Email Authentication – You’re probably doing it wrong.

Email Authentication – You’re probably doing it wrong.

"Email Authentication has been around for many years now, over a decade already, and yet I still see many companies doing it wrong. Sure, you’re likely publishing your SPF, Sender ID records, possibly one of or both DKIM and Domain Keys, but probably only because your ESP forced you to."

Email Authentication has been around for many years now, over a decade already, and yet I still see many companies doing it wrong.  Sure, you’re likely publishing your SPF, Sender ID records, possibly one of or both DKIM and Domain Keys, but probably only because your ESP forced you to. 

But that is a good thing right? How could it be wrong if my ESP is doing it for me? I mean, that’s what I hired them for. True, the knowledge to properly manage and build an infrastructure that can sign thousands, or millions, of email messages effectively is what ESPs build into their solutions and in turn manage for their clients. 

Even with your ESP looking out for you, chances are you are still authenticating wrong.

Forgetting your corporate domain

You have your marketing domains covered, but what about your corporate domains or parked domains, are you authenticating those?  This is the most common offence of authentication failure I see.  When working with a marketer to properly protect their users, most ESPs focus on just the mail they plan on sending.  I mean why worry about stuff that is not being sent from your network?  Take the time to talk to your IT team about reviewing your corporate mailing setup.

Stuck in testing mode

While less common, many people are still using one of these authentication flags: ~all, ?all +all, or DKIM t=y for their email. These flags all indicate that you are in a testing mode or that you’re unsure of where you send mail from. I have yet to see a mailing infrastructure so vast that building a valid SPF or Sender ID records is a significant challenge. Start in testing mode but remember to promote your records to an active state over time. Forgetting to protect your corporate domain can be disastrous for your end users and a nightmare for your branding team.

Authenticating only some mail

Mailing from multiple sources can be time consuming and confusing when it comes to Authentication – you have your corporate mail servers and web servers triggering from another place (potentially multiple places), and your ESP(s) not to mention your commercial vs. transactional mail servers if you have them separated. Keeping tabs on all of this mail can be a daunting task. Being organized and understanding all of your organization’s mail server locations, on–site and off, are key to maintaining a healthy authentication program.  Not to mention that resources and your infrastructure may change due to other priorities within your organization. These records should regularly be reviewed. 

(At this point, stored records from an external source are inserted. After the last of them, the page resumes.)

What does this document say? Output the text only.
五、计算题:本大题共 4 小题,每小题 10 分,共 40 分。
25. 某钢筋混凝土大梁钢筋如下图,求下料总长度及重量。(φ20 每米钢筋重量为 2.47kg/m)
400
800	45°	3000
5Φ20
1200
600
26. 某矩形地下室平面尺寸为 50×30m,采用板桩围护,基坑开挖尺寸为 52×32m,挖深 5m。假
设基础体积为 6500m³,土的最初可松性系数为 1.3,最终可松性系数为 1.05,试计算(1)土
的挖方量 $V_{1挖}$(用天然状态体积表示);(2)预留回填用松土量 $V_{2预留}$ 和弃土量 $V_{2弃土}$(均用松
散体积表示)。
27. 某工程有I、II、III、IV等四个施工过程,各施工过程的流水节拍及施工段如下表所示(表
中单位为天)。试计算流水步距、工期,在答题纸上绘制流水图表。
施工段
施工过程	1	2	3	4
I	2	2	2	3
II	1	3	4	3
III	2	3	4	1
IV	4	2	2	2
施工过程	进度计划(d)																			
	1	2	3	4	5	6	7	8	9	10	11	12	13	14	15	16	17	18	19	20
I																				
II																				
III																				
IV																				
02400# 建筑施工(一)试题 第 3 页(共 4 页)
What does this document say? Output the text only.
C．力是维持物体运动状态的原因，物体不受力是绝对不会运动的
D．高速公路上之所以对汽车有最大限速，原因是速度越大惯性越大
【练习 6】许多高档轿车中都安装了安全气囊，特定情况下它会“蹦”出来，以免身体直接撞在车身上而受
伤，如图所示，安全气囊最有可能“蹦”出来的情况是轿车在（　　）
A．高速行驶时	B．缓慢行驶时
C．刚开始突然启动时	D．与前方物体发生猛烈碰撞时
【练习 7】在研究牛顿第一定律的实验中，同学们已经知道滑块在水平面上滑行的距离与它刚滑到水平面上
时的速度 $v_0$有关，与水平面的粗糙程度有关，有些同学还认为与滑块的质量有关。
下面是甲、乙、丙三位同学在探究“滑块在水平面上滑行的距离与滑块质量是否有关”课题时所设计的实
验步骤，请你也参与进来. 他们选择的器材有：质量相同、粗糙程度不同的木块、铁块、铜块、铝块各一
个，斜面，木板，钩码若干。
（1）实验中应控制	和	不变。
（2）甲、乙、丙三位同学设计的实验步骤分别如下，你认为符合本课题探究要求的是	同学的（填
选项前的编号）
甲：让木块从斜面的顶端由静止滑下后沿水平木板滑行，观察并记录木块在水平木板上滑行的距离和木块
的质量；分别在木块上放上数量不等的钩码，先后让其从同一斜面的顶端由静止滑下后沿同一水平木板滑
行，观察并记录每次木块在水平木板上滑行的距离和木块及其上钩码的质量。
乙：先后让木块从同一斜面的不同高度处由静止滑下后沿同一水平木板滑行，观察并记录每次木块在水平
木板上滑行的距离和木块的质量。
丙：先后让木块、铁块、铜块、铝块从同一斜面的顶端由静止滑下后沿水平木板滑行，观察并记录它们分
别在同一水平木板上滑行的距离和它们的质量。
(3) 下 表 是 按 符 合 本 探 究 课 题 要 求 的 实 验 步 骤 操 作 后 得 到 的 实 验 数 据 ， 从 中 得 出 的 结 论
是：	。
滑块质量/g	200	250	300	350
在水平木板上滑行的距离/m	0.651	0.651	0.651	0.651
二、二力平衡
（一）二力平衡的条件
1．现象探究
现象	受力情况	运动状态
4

You don’t know how BIG the problem is

Well you are in luck! With the launch of DMARC [http://www.dmarc.org] (Domain-based Message Authentication, Reporting & Conformance) your infrastructure and security team can begin to receive reports of all the IP addresses that claim to send email from your domains.  After you get SPF and DKIM in place, DMARC allows you to set a policy on how your mail should be treated by the recipient mail servers (report only/fail to junk/fail and reject). 

DMARC also allows you as the domain owner to request summary reports of all the mail seen and the IP Addresses these messages are sourced from. These reports will easily allow your Security and IT teams to validate your true mail servers (if you missed any in your authentication records) and identify others that are potentially being used for more nefarious reasons. There are many reporting services that will take these reports and turn them into graphs and aggregate the data to make interpretation of the data easier.

Testing your authentication setup

First off get a list of your domains - all of them even the ones you are not actively mailing from.  Yes these domains should be authenticated too, even if the records simply says no mail is sent from this domain (i.e., “spf v=1 -all”).  Send yourself an email to an @outlook.com email account and view the message source. This will show you the headers of the email where you can review the line reading “Authentication results”.
It will look something like this:

Authentication-Results: hotmail.com; spf=pass (sender IP is 209.85.223.169; identity alignment result is pass and alignment mode is relaxed) smtp.mailfrom=example@gmail.com; dkim=pass (identity alignment result is pass and alignment mode is relaxed) header.d=gmail.com; x-hmca=pass header.id=example@gmail.com


Find the SPF and DKIM results, if you are properly authenticating you will see “pass”. If not you will see “none” or “fail” messages. If the DKIM record fails, look further down in the header and you should see a line that reads “DKIM-Signature” or “Domain Key-Signature“. Seeing these validates that you are using one of these technologies (Note: DKIM is the latest version of Domain Keys so you should upgrade when you get the chance).  If both of these are missing you are not currently publishing these records for this particular message stream. This should be addressed with your IT team or your ESP immediately.

Final thoughts

In summary, authenticating your email is important, but more importantly is properly authenticating all of your email messaging.  These ideas will (hopefully) help you find the holes in your current authentication process and help protect your users and your brand.  To quote a good cliché: “Your team only as strong as the weakest player.” Don’t let poor authentication practices be your weak player. There’s just too much at risk.